Yes, by about 25% according to a serious look at the hard evidence by some heavy-weight academics (MIT, etc.)
This study evaluates the impact of generative AI on software developer productivity via randomized controlled trials at Microsoft, Accenture, and an anonymous Fortune 100 company. These field experiments, run by the companies as part of their ordinary course of business, provided a random subset of developers with access to an AI-based coding assistant suggesting intelligent code completions. Though each experiment is noisy, when data is combined across three experiments and 4,867 developers, our analysis reveals a 26.08% increase (SE: 10.3%) in completed tasks among developers using the AI tool. Notably, less experienced developers had higher adoption rates and greater productivity gains.

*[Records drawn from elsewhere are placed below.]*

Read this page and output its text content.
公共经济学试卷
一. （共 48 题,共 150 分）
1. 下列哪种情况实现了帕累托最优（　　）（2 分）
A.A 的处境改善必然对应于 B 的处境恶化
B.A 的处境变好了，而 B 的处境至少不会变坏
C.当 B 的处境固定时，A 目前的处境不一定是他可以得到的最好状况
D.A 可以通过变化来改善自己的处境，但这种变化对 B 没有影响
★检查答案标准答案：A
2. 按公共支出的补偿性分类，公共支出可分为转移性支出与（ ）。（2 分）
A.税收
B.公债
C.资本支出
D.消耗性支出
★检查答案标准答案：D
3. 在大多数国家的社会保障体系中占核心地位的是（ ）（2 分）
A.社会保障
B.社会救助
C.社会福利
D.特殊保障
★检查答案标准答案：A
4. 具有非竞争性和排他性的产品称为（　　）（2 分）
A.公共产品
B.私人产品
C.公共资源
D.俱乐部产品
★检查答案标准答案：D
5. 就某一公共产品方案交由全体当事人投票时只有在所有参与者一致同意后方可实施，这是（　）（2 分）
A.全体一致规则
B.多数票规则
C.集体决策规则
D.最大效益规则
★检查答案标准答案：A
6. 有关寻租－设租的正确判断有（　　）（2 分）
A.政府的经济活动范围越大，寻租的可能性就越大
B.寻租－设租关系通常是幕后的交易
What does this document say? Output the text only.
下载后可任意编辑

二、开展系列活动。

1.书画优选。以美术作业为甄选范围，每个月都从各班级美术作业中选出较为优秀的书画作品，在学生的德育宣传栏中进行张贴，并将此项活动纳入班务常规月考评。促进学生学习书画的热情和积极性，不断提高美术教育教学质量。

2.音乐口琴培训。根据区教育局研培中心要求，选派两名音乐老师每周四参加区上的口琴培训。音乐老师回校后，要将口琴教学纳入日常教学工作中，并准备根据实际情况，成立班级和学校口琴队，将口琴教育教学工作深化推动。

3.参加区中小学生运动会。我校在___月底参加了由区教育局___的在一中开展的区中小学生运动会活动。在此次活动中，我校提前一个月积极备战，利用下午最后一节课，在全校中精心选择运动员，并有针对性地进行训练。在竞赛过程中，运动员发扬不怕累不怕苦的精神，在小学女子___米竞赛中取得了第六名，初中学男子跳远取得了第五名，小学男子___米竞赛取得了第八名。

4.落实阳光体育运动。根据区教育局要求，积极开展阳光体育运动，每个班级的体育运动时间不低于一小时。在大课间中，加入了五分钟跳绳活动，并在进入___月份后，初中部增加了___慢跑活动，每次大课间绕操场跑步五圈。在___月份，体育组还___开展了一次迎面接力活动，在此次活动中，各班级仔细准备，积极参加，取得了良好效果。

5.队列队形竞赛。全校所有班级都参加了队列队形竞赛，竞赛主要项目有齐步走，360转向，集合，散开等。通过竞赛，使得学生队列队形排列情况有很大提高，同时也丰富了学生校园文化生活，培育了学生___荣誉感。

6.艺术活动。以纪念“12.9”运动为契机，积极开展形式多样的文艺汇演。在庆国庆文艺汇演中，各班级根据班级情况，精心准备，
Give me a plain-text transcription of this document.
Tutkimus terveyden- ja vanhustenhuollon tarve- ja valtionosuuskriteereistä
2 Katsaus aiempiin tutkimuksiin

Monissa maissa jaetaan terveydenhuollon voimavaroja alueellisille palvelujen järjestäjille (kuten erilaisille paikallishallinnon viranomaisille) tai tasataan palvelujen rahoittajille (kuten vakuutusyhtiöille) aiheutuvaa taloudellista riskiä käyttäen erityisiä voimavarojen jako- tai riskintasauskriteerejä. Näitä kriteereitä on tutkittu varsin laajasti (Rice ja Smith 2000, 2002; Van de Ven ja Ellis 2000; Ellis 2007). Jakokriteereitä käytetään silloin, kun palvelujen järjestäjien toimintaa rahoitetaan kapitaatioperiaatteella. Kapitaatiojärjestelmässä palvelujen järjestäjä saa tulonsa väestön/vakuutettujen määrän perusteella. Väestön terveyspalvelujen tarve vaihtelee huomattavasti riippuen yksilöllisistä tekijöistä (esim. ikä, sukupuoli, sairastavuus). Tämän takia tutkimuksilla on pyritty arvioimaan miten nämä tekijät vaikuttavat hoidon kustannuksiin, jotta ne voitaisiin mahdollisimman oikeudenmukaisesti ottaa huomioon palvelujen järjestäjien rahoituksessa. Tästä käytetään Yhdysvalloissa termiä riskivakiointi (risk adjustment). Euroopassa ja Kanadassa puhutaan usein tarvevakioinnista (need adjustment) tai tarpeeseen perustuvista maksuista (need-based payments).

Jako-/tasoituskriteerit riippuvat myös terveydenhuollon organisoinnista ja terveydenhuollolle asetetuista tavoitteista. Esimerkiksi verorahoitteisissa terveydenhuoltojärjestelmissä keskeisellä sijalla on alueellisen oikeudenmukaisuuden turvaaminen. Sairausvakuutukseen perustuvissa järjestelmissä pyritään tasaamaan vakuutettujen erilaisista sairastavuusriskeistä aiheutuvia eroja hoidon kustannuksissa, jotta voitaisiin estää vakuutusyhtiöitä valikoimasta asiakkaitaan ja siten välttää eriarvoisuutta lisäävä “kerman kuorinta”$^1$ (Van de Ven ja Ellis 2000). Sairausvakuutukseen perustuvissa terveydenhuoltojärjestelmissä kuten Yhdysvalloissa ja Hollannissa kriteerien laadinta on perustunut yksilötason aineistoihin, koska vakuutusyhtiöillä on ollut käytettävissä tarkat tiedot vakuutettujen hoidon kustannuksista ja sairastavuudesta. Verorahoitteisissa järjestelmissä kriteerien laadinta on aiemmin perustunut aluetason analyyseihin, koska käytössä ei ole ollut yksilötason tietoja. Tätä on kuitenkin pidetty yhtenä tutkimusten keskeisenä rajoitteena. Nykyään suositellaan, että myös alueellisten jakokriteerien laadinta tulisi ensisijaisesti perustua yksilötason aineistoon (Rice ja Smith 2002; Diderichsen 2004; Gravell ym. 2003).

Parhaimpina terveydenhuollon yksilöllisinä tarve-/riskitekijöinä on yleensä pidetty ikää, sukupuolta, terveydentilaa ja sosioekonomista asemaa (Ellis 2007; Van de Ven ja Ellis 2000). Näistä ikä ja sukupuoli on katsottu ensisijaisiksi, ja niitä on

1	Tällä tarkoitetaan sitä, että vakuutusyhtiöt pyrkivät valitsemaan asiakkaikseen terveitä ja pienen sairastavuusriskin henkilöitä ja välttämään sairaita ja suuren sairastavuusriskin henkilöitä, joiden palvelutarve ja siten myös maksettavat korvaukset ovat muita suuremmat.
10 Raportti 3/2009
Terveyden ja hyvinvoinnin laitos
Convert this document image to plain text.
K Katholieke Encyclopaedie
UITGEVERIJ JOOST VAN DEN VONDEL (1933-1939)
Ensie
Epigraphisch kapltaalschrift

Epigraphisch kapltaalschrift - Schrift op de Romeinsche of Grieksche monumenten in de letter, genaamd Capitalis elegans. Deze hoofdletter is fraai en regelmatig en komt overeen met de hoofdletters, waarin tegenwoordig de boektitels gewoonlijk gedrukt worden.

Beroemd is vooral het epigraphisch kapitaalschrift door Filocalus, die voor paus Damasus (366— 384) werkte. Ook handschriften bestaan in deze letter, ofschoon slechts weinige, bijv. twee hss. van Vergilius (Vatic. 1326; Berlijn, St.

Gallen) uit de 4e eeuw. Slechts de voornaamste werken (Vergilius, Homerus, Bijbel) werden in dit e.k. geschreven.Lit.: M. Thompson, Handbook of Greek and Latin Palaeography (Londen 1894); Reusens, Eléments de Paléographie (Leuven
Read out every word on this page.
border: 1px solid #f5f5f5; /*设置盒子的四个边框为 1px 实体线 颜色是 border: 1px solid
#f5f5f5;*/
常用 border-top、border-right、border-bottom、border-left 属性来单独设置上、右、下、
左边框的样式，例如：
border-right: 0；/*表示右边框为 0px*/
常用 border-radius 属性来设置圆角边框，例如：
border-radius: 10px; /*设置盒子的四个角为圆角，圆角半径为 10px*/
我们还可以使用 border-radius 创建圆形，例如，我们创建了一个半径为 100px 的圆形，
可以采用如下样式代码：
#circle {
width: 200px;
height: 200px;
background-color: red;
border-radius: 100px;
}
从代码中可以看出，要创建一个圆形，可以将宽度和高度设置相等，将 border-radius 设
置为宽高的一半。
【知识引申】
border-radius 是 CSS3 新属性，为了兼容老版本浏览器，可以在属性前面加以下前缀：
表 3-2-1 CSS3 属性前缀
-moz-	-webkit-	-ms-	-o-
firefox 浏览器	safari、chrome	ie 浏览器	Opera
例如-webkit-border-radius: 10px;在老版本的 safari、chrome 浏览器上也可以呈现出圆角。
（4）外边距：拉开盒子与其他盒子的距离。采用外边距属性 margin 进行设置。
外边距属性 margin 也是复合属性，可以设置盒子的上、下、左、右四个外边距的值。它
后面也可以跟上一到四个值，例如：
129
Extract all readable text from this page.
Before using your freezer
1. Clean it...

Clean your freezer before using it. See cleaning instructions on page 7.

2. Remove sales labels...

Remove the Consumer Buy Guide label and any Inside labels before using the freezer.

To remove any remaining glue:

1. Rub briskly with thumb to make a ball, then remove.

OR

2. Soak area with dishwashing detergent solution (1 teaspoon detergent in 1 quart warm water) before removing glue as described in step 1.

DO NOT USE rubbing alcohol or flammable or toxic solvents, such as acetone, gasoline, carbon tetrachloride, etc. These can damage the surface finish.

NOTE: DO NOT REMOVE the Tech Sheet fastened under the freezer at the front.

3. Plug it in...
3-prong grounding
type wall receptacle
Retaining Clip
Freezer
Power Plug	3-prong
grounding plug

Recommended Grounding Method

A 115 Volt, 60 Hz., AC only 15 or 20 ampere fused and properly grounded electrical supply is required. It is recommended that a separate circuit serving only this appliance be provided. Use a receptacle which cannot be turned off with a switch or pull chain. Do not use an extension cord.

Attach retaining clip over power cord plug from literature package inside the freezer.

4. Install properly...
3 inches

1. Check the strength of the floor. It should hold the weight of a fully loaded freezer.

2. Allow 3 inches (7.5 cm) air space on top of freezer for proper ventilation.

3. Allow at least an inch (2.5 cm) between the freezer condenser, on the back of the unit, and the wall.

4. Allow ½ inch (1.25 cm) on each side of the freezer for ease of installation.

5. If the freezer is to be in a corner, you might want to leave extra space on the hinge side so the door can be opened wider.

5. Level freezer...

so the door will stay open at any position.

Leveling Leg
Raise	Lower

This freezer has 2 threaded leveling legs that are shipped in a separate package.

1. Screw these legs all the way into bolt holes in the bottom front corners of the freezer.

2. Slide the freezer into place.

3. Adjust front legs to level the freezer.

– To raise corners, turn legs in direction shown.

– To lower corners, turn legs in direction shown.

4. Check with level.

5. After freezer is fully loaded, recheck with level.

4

“Intelligent code completions” kind of matches my own experience with how I have found AI most helpful so far – as software help. Whether it is helping with obscure code syntax or complicated nests of drop-down menus and check boxes, AI makes it much faster to find the exact thing you are looking for. This should in theory give workers a bit more time for planning and creative thinking, but predictably the market wants us not to do our jobs better, but to do them barely adequately as fast as possible. And what passes for “barely adequately” erodes over time while “as fast as possible” gets faster. Which I suppose is efficiency on paper.
One question is whether this is more like the automated loom, which sharply reduced the demand for textile workers, or the cotton gin, which sharply increased the demand for (involuntary, brutalized) workers by removing a bottleneck in the process. Early signs seem to point to the former, but all this will take time to play out.